Ich kenne dies aus meinem Lehreralltag sehr gut. Es kann ziemlich herausfordernd sein, nicht einzugreifen, nicht immer sofort die Antworten zu geben. Denn das was die Kinder aus eigener Motivation tun und erforschen, sich die Antworten darauf suchen, weil es sie tatsächlich interessiert, das nenne ich selbstbestimmtes Lernen. Diese Erfahrungen werden im Gehirn verankert und dieses Wissen bleibt dann auch. Gebe ich als Mutter oder eben als Lehrerin sofort die Antwort, wissen die Kids es dann zwar, es wird aber nicht gespeichert, weil sie es nur schlecht verknüpfen können.

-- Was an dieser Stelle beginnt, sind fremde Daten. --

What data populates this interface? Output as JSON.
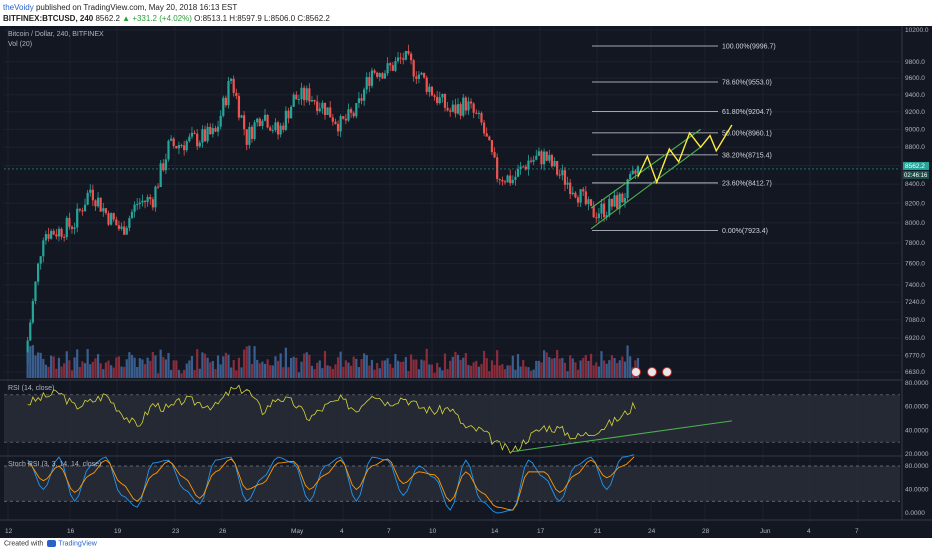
{
  "header": {
    "author": "theVoidy",
    "published_text": "published on TradingView.com, May 20, 2018 16:13 EST",
    "symbol_line": "BITFINEX:BTCUSD, 240",
    "last_price": "8562.2",
    "change": "▲ +331.2 (+4.02%)",
    "ohlc": "O:8513.1 H:8597.9 L:8506.0 C:8562.2"
  },
  "legend": {
    "title": "Bitcoin / Dollar, 240, BITFINEX",
    "vol": "Vol (20)",
    "rsi": "RSI (14, close)",
    "stoch": "Stoch RSI (3, 3, 14, 14, close)"
  },
  "footer": {
    "created_with": "Created with",
    "brand": "TradingView"
  },
  "colors": {
    "background": "#131722",
    "up_candle": "#26a69a",
    "down_candle": "#ef5350",
    "fib_line": "#d1d4dc",
    "channel": "#4caf50",
    "projection": "#ffeb3b",
    "rsi_line": "#d4d43a",
    "stoch_k": "#2196f3",
    "stoch_d": "#ff9800"
  },
  "chart_data": [
    {
      "type": "candlestick",
      "title": "Bitcoin / Dollar, 240, BITFINEX",
      "y_scale": "log",
      "ylim": [
        6630,
        10200
      ],
      "x_ticks": [
        "12",
        "16",
        "19",
        "23",
        "26",
        "May",
        "4",
        "7",
        "10",
        "14",
        "17",
        "21",
        "24",
        "28",
        "Jun",
        "4",
        "7"
      ],
      "y_ticks": [
        "10200.0",
        "9800.0",
        "9600.0",
        "9400.0",
        "9200.0",
        "9000.0",
        "8800.0",
        "8600.0",
        "8400.0",
        "8200.0",
        "8000.0",
        "7800.0",
        "7600.0",
        "7400.0",
        "7240.0",
        "7080.0",
        "6920.0",
        "6770.0",
        "6630.0"
      ],
      "price_flags": [
        "8562.2",
        "02:46:16"
      ],
      "close_path": [
        {
          "day": "Apr 11",
          "close": 6900
        },
        {
          "day": "Apr 12",
          "close": 7900
        },
        {
          "day": "Apr 13",
          "close": 7920
        },
        {
          "day": "Apr 14",
          "close": 8000
        },
        {
          "day": "Apr 15",
          "close": 8350
        },
        {
          "day": "Apr 16",
          "close": 8100
        },
        {
          "day": "Apr 17",
          "close": 7920
        },
        {
          "day": "Apr 18",
          "close": 8200
        },
        {
          "day": "Apr 19",
          "close": 8250
        },
        {
          "day": "Apr 20",
          "close": 8800
        },
        {
          "day": "Apr 21",
          "close": 8850
        },
        {
          "day": "Apr 22",
          "close": 8900
        },
        {
          "day": "Apr 23",
          "close": 8950
        },
        {
          "day": "Apr 24",
          "close": 9600
        },
        {
          "day": "Apr 25",
          "close": 8900
        },
        {
          "day": "Apr 26",
          "close": 9200
        },
        {
          "day": "Apr 27",
          "close": 8950
        },
        {
          "day": "Apr 28",
          "close": 9350
        },
        {
          "day": "Apr 29",
          "close": 9400
        },
        {
          "day": "Apr 30",
          "close": 9250
        },
        {
          "day": "May 1",
          "close": 9050
        },
        {
          "day": "May 2",
          "close": 9200
        },
        {
          "day": "May 3",
          "close": 9700
        },
        {
          "day": "May 4",
          "close": 9700
        },
        {
          "day": "May 5",
          "close": 9850
        },
        {
          "day": "May 6",
          "close": 9650
        },
        {
          "day": "May 7",
          "close": 9400
        },
        {
          "day": "May 8",
          "close": 9200
        },
        {
          "day": "May 9",
          "close": 9300
        },
        {
          "day": "May 10",
          "close": 9050
        },
        {
          "day": "May 11",
          "close": 8500
        },
        {
          "day": "May 12",
          "close": 8450
        },
        {
          "day": "May 13",
          "close": 8650
        },
        {
          "day": "May 14",
          "close": 8700
        },
        {
          "day": "May 15",
          "close": 8500
        },
        {
          "day": "May 16",
          "close": 8350
        },
        {
          "day": "May 17",
          "close": 8100
        },
        {
          "day": "May 18",
          "close": 8150
        },
        {
          "day": "May 19",
          "close": 8250
        },
        {
          "day": "May 20",
          "close": 8562.2
        }
      ],
      "fibonacci": [
        {
          "label": "100.00%(9996.7)",
          "price": 9996.7
        },
        {
          "label": "78.60%(9553.0)",
          "price": 9553.0
        },
        {
          "label": "61.80%(9204.7)",
          "price": 9204.7
        },
        {
          "label": "50.00%(8960.1)",
          "price": 8960.1
        },
        {
          "label": "38.20%(8715.4)",
          "price": 8715.4
        },
        {
          "label": "23.60%(8412.7)",
          "price": 8412.7
        },
        {
          "label": "0.00%(7923.4)",
          "price": 7923.4
        }
      ],
      "channel": {
        "lower": [
          {
            "day": "May 17",
            "price": 7940
          },
          {
            "day": "May 24",
            "price": 8800
          }
        ],
        "upper": [
          {
            "day": "May 17",
            "price": 8150
          },
          {
            "day": "May 24",
            "price": 9000
          }
        ]
      },
      "projection": [
        {
          "day": "May 20",
          "price": 8480
        },
        {
          "day": "May 20.6",
          "price": 8700
        },
        {
          "day": "May 21.2",
          "price": 8420
        },
        {
          "day": "May 22",
          "price": 8780
        },
        {
          "day": "May 22.6",
          "price": 8640
        },
        {
          "day": "May 23.3",
          "price": 8960
        },
        {
          "day": "May 24",
          "price": 8800
        },
        {
          "day": "May 24.6",
          "price": 8930
        },
        {
          "day": "May 25",
          "price": 8760
        },
        {
          "day": "May 26",
          "price": 9050
        }
      ]
    },
    {
      "type": "line",
      "title": "RSI (14, close)",
      "ylim": [
        20,
        80
      ],
      "y_ticks": [
        "80.0000",
        "60.0000",
        "40.0000",
        "20.0000"
      ],
      "bands": [
        70,
        30
      ],
      "values": [
        63,
        68,
        72,
        60,
        64,
        70,
        55,
        43,
        62,
        58,
        66,
        63,
        60,
        74,
        75,
        56,
        68,
        63,
        50,
        60,
        66,
        57,
        72,
        63,
        68,
        60,
        56,
        59,
        42,
        40,
        28,
        22,
        34,
        43,
        41,
        34,
        38,
        44,
        52,
        64
      ],
      "trendline": [
        {
          "day": "May 12",
          "rsi": 22
        },
        {
          "day": "May 26",
          "rsi": 48
        }
      ]
    },
    {
      "type": "line",
      "title": "Stoch RSI (3, 3, 14, 14, close)",
      "ylim": [
        0,
        80
      ],
      "y_ticks": [
        "80.0000",
        "40.0000",
        "0.0000"
      ],
      "bands": [
        80,
        20
      ],
      "series": [
        {
          "name": "K",
          "values": [
            90,
            40,
            95,
            20,
            80,
            95,
            30,
            10,
            85,
            90,
            40,
            15,
            90,
            95,
            20,
            60,
            95,
            85,
            20,
            80,
            95,
            20,
            95,
            90,
            30,
            80,
            60,
            5,
            90,
            20,
            0,
            5,
            90,
            60,
            20,
            80,
            95,
            40,
            95,
            100
          ]
        },
        {
          "name": "D",
          "values": [
            85,
            55,
            80,
            35,
            65,
            90,
            50,
            20,
            65,
            88,
            60,
            25,
            70,
            92,
            40,
            50,
            85,
            88,
            40,
            65,
            90,
            40,
            80,
            92,
            50,
            70,
            65,
            20,
            70,
            35,
            10,
            5,
            70,
            70,
            35,
            65,
            90,
            60,
            80,
            98
          ]
        }
      ]
    }
  ]
}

Darum, lassen wir unseren Kindern ihre Erfahrungen selbst machen, sie in ihrem eigenen Tempo lernen und nehmen wir Erwachsene uns selbst an der Nase und üben uns in bedingungslosem Vertrauen. Unsere Kinder sind schon perfekt sind, so wie sie sind.
Meine Aufgabe sehe ich darin, sie zu begleiten und sie so wenig wie möglich zu verletzen.
Auch nicht, indem ich ihnen Dinge abnehme, weil ich es als erwachsene Frau kann und ihnen somit das Gefühl vermittle, weniger wert zu sein. Sie werden ihre Leidenschaft zu ihrer Berufung machen, und sich alles wissen, das sie dafür brauchen, suchen.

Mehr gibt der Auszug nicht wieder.